Sri Mulyani: APBN Mencatat Surplus Rp 4,3 Triliun pada April, Pendapatan Melebihi Pengeluaran
BERITA TERBARU INDONESIA, JAKARTA — Menteri Keuangan Republik Indonesia, Sri Mulyani Indrawati, menyampaikan bahwa per 30 April 2025, Anggaran Pendapatan dan Belanja Negara (APBN) menunjukkan surplus sebesar Rp 4,3 triliun atau setara 0,02 persen dari produk domestik bruto (PDB). Hal ini menandai perubahan tren setelah mengalami defisit selama tiga bulan berturut-turut sejak awal tahun.
“Hingga April mengalami surplus, menandakan pembalikan dari defisit yang terjadi selama tiga bulan berturut-turut, hingga akhir April menunjukkan surplus Rp 4,3 triliun,” ujar Sri Mulyani dalam konferensi pers APBN KiTa edisi Mei 2025 di Jakarta, Jumat (23/5/2025).
Di dalam struktur APBN 2025 yang diundangkan dalam Undang-Undang APBN Nomor 62 Tahun 2024, defisit anggaran direncanakan mencapai Rp 616,2 triliun atau 2,53 persen dari PDB. Namun, hingga April, posisi fiskal justru menunjukkan surplus. “Rancangan APBN 2025 dengan defisit di akhir tahun sebesar Rp 616,2 triliun. Hingga April, kita surplus Rp 4,3 triliun, atau 0,02 persen dari PDB,” ujarnya.
Realisasi pendapatan negara mencapai Rp 810,5 triliun atau 27,0 persen dari target tahunan sebesar Rp 3.005,1 triliun. Dari jumlah ini, penerimaan perpajakan menyumbang Rp 657 triliun, terdiri dari penerimaan pajak Rp 557,1 triliun dan bea cukai serta cukai Rp 100 triliun. Sementara itu, penerimaan negara bukan pajak (PNBP) mencapai Rp 153,5 triliun atau 29,8 persen dari target.

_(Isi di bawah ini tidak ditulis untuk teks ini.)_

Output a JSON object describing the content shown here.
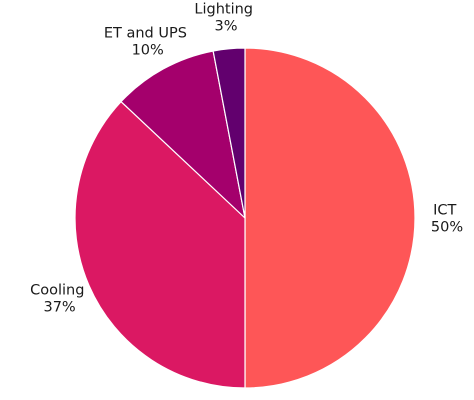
{
  "chart_data": {
    "type": "pie",
    "start_angle_deg": 0,
    "direction": "clockwise",
    "legend": "none",
    "slices": [
      {
        "label": "ICT",
        "value": 50,
        "value_label": "50%",
        "color": "#fe5657"
      },
      {
        "label": "Cooling",
        "value": 37,
        "value_label": "37%",
        "color": "#db1863"
      },
      {
        "label": "ET and UPS",
        "value": 10,
        "value_label": "10%",
        "color": "#a4006c"
      },
      {
        "label": "Lighting",
        "value": 3,
        "value_label": "3%",
        "color": "#62006e"
      }
    ]
  }
}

Sementara itu, belanja negara tercatat sebesar Rp 806,2 triliun atau 22,3 persen dari pagu belanja sebesar Rp 3.621,3 triliun. Belanja pemerintah pusat mencapai Rp 546,6 triliun, sedangkan transfer ke daerah sebesar Rp 259,6 triliun.
Selisih antara pendapatan dan belanja negara di luar pembayaran bunga utang menunjukkan keseimbangan primer dengan surplus sebesar Rp 173,9 triliun. “Posisi keseimbangan primer Rp 173,9 triliun,” kata Menkeu.

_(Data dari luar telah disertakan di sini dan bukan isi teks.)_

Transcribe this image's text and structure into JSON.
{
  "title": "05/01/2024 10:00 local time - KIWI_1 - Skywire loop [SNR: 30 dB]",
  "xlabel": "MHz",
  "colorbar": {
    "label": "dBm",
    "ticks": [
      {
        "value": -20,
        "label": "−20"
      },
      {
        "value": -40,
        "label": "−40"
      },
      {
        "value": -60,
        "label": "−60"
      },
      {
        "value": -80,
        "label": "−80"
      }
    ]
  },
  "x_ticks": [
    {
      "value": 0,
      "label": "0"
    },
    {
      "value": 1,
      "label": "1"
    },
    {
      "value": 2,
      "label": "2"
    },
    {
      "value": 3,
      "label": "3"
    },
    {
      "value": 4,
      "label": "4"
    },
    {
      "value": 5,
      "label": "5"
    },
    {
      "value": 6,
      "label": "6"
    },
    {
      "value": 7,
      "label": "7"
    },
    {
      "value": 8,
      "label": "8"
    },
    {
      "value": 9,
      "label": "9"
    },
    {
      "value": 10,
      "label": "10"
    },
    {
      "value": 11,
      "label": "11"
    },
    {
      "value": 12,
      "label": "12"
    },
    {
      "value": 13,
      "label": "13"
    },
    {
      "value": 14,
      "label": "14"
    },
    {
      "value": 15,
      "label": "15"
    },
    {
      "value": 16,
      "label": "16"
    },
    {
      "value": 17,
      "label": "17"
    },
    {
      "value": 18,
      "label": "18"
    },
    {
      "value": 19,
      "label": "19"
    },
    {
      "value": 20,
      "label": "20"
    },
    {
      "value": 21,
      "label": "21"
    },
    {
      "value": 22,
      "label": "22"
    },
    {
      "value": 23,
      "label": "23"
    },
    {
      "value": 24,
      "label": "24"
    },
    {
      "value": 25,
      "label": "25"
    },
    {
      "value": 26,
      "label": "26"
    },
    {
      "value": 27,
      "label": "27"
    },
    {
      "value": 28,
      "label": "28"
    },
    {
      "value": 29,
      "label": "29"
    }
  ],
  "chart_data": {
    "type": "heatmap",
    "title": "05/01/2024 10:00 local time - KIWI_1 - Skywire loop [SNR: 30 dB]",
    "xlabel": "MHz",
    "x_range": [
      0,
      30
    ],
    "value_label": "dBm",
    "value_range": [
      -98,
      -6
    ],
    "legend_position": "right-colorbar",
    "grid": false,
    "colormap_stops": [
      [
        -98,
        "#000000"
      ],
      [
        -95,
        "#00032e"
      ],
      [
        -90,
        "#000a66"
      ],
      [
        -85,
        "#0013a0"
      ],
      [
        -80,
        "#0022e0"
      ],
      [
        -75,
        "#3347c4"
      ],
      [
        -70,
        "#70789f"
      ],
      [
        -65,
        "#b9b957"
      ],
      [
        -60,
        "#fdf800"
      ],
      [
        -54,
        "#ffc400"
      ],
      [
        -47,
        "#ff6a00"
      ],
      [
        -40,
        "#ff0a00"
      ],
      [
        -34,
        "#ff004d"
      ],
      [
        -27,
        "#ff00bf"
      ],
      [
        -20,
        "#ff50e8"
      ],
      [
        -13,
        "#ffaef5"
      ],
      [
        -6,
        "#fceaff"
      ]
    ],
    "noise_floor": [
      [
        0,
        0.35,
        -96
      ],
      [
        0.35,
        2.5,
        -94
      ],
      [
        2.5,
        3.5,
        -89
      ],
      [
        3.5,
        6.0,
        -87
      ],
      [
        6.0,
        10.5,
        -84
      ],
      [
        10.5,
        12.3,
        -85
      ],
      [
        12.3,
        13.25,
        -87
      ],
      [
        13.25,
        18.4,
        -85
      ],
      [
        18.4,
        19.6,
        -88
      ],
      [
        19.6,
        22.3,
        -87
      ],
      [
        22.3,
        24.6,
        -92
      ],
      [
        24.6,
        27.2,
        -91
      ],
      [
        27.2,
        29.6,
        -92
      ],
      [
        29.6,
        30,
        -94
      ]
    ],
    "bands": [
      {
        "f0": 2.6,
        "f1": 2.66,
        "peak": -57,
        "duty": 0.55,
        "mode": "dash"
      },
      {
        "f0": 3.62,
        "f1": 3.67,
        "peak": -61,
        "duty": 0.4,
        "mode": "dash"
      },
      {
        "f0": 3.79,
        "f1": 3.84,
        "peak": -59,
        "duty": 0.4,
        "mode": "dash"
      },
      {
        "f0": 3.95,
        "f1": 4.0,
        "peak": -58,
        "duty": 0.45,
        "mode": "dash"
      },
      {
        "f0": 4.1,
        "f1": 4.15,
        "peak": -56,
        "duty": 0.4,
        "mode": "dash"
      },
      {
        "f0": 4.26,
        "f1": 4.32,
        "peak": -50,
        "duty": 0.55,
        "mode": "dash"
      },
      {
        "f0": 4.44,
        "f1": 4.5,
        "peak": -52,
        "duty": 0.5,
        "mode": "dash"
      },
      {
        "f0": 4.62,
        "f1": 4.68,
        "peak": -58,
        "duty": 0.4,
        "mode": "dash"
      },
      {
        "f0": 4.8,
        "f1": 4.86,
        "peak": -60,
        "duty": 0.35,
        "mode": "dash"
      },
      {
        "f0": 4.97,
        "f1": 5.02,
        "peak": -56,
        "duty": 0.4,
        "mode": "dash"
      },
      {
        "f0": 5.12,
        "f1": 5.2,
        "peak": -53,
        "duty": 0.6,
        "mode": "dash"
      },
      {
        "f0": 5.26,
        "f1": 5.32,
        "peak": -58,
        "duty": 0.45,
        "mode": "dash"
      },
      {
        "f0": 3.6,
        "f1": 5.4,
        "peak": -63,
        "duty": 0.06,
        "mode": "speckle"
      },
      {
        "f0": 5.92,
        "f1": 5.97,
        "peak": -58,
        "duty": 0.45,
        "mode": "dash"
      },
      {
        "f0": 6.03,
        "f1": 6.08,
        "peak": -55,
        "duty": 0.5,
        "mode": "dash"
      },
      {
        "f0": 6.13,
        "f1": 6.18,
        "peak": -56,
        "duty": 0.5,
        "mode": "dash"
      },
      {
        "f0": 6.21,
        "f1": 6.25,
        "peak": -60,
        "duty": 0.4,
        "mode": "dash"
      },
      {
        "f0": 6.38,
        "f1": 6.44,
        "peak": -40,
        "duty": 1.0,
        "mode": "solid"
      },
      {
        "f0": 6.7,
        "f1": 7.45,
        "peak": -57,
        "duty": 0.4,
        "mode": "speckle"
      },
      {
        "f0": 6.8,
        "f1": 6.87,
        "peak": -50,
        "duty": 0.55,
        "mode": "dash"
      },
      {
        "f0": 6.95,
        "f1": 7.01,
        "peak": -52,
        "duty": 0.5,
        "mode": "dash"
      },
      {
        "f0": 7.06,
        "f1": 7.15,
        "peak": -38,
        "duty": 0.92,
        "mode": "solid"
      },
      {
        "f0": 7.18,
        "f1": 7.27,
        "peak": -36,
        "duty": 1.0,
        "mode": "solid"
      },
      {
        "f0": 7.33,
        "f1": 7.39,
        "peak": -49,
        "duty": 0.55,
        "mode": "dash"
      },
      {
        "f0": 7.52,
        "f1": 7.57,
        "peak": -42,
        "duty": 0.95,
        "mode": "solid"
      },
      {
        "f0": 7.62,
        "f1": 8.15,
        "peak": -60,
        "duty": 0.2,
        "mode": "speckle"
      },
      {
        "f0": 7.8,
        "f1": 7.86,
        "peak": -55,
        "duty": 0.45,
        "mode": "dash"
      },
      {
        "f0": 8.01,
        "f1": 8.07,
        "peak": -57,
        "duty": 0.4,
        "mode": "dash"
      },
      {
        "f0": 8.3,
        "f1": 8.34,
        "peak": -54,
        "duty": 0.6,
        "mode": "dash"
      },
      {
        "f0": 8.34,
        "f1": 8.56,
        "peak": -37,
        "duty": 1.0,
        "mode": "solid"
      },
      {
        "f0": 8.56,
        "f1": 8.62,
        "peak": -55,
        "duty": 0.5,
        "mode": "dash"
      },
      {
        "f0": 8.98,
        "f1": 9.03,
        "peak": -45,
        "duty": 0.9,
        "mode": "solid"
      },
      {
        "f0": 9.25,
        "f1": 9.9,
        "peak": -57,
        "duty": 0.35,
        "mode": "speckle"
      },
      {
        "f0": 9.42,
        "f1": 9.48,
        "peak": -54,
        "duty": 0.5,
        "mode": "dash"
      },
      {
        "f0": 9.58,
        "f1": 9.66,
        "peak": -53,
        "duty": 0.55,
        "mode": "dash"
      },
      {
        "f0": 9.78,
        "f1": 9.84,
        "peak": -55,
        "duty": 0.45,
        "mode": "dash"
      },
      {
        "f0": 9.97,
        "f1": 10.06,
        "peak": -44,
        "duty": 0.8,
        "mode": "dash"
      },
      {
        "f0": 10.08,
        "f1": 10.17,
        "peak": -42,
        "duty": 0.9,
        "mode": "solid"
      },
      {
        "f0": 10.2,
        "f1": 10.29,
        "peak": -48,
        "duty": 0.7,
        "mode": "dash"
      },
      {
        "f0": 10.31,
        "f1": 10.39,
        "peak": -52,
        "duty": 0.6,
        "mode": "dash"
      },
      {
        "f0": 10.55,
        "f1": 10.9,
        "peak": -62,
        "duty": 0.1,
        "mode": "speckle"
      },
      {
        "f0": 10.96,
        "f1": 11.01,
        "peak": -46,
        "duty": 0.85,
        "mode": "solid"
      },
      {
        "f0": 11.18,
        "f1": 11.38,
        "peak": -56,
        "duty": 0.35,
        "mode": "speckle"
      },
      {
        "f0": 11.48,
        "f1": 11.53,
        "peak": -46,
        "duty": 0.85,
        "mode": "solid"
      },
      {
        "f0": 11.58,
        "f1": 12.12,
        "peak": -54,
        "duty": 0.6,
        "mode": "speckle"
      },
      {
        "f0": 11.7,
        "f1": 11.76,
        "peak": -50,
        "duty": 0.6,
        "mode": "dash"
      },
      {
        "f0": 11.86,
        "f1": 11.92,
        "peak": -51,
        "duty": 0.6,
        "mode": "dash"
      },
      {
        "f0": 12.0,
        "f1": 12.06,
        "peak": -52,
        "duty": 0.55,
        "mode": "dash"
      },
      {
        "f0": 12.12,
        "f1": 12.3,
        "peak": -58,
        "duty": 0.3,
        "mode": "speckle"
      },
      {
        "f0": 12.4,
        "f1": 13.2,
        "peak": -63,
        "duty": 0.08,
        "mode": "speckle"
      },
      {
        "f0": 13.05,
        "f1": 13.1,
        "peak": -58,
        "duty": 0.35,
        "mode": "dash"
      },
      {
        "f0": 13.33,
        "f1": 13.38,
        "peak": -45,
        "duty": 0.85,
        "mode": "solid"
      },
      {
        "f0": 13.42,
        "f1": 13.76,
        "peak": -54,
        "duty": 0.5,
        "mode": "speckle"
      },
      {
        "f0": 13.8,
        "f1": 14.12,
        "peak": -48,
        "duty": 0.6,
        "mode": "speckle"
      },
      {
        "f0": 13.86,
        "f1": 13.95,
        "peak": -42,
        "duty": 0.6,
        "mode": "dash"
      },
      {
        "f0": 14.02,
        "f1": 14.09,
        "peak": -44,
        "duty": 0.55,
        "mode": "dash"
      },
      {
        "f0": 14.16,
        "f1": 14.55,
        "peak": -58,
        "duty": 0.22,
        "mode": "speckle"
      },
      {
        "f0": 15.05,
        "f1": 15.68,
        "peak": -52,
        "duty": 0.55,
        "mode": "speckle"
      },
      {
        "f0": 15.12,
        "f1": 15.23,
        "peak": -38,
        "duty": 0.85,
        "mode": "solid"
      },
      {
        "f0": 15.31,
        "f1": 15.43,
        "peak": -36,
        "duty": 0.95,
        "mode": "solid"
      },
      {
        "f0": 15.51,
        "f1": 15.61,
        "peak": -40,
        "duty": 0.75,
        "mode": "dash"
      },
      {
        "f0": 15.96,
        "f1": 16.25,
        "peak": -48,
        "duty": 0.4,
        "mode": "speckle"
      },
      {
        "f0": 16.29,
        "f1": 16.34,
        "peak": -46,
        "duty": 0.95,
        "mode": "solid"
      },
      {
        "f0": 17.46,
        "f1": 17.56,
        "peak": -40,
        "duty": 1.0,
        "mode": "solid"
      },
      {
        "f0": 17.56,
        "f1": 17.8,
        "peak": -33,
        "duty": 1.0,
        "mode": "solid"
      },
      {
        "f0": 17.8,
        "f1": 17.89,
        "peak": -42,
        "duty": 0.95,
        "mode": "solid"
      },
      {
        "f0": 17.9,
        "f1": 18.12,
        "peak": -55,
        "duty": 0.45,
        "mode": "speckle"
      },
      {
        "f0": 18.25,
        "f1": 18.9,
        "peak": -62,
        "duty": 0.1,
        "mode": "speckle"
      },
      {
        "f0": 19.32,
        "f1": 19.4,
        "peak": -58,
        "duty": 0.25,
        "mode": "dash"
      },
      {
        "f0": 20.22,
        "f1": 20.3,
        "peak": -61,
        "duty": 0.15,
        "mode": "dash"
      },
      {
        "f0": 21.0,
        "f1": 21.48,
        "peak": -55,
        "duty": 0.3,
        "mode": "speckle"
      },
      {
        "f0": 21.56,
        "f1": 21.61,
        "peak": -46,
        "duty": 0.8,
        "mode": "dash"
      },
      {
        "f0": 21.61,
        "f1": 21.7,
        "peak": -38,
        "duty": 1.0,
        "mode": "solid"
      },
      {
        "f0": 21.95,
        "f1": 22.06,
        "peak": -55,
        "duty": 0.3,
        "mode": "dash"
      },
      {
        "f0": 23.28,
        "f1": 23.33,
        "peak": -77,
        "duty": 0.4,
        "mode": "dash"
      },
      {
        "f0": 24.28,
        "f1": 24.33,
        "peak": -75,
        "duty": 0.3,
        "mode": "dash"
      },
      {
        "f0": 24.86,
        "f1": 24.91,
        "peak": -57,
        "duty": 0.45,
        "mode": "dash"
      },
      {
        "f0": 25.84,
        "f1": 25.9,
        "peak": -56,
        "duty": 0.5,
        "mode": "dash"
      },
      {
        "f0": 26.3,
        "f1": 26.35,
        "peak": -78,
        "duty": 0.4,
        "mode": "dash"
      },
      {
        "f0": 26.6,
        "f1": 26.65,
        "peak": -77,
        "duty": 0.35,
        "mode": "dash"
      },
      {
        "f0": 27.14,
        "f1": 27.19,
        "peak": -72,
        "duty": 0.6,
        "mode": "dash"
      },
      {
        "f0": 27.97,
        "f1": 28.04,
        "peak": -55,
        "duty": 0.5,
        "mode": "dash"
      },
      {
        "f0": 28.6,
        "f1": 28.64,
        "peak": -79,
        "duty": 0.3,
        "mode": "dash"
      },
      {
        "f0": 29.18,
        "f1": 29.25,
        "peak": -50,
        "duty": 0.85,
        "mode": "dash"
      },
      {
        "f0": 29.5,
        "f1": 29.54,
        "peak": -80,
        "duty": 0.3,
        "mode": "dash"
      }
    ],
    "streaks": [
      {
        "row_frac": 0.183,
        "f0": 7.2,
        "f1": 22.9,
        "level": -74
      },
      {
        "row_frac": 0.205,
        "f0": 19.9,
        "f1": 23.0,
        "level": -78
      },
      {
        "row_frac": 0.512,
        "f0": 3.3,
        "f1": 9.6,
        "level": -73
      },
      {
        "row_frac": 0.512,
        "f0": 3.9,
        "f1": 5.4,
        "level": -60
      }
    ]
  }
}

Adapun realisasi pembiayaan anggaran hingga akhir April tercatat sebesar Rp 279,2 triliun atau setara 45,3 persen dari target tahunan. Laporan realisasi APBN ini merupakan bagian dari publikasi bulanan APBN KiTa, yang disusun untuk memberikan informasi transparan mengenai pendapatan, belanja, dan pembiayaan negara.